I dreamed that they refused to believe that what I said was right. I maintained that there were ten of them. No, 12, they said. As many as there are fingers on a pair of hands, I said. Then one of them raised his hand and behold it had six fingers. All right then, 11, I said, appealing to the other hand. And behold it had six fingers. Sobbing I ran into the forest.

Although Die Fackel was the only Austrian newspaper critical of the war effort, the war itself was to reveal what Timms calls the ‘glaring deficiency’ in Kraus’s critique of newspapers as propaganda. In March 1914 he reminded his readers of the Austrian Government’s bribing of the press, yet by November of the same year he is suggesting that the authorities are not in fact to blame and that the Government should curb the freedom of the press. Kraus appeared to be mystifyingly naive about the actual workings of the press, vilifying individual editors and journalists, several of whom were Jews, who he must have known were not in charge. Timms’s detailed account explains Kraus’s ‘fundamental argument ... that an apparatus now exists with an almost unlimited capacity for corrupting the public mind ... and that at moments of crisis it actively participates in a process of self-mystification.’ But he also shows that Kraus’s eagerness to name names and ride his contradictions undermined some of his shrewdest insights. During the 1914-18 war, six thousand men were killed every day. The Austrian press spoke of the war as a heroic crusade, but, in Kraus’s view, made it sound more like an operetta: they were, he insisted, making it impossible to believe that people really died.

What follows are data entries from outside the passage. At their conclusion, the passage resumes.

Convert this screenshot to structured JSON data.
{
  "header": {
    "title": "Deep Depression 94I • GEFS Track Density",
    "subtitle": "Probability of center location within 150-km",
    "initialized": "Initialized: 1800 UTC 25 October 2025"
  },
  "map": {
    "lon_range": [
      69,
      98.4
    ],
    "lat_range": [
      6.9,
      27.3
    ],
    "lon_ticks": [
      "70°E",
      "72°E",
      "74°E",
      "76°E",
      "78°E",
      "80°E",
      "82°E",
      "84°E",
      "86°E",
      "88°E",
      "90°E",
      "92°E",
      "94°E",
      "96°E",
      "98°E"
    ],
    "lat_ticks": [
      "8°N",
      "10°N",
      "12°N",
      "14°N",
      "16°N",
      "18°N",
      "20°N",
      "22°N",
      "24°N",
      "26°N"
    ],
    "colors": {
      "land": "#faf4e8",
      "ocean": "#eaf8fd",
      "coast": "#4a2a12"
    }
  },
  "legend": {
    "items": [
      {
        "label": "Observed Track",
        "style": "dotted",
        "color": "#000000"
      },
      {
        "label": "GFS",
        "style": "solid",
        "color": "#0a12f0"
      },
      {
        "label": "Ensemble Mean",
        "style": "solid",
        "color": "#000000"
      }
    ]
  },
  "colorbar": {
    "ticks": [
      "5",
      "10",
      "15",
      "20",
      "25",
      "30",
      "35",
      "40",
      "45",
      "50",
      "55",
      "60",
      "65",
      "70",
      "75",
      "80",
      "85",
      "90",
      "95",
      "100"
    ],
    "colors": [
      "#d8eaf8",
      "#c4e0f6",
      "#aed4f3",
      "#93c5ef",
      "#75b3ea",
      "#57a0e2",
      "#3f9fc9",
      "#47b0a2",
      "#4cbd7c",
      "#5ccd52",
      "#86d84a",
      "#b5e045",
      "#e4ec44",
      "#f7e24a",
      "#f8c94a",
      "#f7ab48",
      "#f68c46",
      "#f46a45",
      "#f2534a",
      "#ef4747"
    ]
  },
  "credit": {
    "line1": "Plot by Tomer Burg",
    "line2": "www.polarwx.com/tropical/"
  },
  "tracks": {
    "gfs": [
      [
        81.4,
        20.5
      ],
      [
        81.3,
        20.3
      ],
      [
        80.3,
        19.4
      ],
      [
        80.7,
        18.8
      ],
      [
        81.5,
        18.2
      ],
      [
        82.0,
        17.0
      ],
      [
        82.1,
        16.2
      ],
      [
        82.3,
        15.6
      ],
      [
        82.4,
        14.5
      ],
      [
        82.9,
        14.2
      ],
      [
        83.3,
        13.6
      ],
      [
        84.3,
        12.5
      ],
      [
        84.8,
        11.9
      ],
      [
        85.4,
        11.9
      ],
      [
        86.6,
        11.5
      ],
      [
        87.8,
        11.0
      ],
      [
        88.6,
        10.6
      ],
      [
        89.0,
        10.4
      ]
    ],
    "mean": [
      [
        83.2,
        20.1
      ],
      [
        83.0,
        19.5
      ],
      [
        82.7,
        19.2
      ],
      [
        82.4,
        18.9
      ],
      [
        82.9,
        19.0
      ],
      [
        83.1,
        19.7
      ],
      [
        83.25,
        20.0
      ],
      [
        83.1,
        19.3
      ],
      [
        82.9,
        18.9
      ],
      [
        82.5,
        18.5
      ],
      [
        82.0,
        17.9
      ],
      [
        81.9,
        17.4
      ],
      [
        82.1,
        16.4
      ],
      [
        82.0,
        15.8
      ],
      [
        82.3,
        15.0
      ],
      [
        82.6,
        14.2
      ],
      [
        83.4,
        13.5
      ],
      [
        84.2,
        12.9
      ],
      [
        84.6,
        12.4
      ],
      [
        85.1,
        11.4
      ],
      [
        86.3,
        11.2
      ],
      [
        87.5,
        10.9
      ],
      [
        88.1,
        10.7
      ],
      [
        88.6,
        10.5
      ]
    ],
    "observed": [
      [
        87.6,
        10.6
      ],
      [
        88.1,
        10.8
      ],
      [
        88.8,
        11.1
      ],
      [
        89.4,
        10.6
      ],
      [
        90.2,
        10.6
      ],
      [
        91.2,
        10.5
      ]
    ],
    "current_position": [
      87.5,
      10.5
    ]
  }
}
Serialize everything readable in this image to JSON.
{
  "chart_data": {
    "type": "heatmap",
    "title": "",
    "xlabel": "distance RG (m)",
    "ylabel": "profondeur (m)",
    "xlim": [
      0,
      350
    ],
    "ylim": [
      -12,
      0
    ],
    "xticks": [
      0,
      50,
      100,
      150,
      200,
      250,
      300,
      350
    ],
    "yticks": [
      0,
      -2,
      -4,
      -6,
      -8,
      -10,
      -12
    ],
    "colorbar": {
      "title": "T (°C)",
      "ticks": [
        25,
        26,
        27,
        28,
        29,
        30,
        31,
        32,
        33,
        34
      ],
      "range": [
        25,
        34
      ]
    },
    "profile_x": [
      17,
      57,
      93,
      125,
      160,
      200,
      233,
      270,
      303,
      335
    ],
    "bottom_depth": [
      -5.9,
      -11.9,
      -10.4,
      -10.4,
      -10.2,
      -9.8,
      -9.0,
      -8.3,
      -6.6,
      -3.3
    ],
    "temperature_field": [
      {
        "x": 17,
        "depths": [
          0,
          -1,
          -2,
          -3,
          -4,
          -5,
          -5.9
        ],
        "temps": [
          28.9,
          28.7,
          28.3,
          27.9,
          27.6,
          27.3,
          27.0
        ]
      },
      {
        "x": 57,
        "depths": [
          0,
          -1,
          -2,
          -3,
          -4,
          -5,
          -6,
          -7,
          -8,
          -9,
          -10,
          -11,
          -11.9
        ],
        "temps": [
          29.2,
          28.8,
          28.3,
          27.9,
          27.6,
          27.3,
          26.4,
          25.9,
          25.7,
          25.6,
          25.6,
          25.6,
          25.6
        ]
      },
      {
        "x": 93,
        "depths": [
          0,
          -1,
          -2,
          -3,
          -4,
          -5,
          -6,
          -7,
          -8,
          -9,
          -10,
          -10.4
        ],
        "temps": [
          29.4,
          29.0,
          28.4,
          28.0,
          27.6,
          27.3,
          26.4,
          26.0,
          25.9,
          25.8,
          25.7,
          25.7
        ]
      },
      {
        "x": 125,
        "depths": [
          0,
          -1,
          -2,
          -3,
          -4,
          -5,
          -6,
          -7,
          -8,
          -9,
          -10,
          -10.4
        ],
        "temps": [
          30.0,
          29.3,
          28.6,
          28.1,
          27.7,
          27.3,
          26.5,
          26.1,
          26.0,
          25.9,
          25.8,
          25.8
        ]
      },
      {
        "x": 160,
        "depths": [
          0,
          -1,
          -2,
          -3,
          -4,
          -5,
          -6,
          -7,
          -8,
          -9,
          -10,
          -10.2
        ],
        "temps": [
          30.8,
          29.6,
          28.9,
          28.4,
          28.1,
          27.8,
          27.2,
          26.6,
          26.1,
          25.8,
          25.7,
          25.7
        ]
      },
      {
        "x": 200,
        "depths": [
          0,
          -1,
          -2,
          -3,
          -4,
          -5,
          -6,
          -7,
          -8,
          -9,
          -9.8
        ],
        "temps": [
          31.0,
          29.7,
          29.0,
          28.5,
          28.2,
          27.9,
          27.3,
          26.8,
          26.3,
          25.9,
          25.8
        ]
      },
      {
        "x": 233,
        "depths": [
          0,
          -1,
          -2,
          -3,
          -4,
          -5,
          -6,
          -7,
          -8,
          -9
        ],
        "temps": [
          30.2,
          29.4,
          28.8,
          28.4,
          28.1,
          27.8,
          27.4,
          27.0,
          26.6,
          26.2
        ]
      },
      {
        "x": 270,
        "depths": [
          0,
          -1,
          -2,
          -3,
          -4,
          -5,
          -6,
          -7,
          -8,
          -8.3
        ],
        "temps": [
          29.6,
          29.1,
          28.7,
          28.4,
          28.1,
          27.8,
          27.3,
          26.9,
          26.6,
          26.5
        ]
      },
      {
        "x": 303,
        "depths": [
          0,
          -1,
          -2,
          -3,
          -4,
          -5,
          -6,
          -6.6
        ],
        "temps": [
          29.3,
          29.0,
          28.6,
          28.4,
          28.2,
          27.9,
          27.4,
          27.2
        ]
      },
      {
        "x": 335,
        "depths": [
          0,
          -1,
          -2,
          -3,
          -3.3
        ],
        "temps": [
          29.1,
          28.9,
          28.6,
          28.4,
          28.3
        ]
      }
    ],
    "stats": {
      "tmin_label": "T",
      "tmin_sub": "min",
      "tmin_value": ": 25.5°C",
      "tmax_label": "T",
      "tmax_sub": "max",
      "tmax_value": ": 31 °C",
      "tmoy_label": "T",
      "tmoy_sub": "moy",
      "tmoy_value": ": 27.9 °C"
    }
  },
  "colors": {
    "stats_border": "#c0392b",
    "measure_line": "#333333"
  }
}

Between 1915 and 1922 Kraus worked on his epic documentary drama of the First World War, The Last Days of Mankind. He tried to find a form commensurate with the horrific magnitude of the event. Virtually unperformable with over two hundred scenes and an enormous cast of characters, Kraus described it as a ‘tragedy’ performed by ‘figures from an operetta’. Timms defends the play as ‘the submerged masterpiece of the 20th-century theatre’, but it is possible that Kraus might have appreciated the irony of its present status as a symptomatic and intriguing failure. There is, of course, no full English translation available, and this raises the question of how Kraus is best represented to non-German readers. Great claims have been made for the importance of his work – in English most notably by George Steiner and Erich Heller – but he is known, if at all in England, as an influential contemporary of Wittgenstein and Freud, and as a writer of aphorisms. Auden, for example, in his Faber anthology has 24 entries by Kraus. So Harry Zohn’s Selected Aphorisms, from which I have quoted in this review, is welcome, but also, in a sense, misleading. The aphorisms are inevitably taken out of context, which is of course in the nature of aphorisms: but what kind of picture would one get of Bacon, or Johnson, or Hazlitt from a comparable selection of aphorisms translated into German? Timms’s book will be indispensable when we have that most unlikely thing, an English Kraus.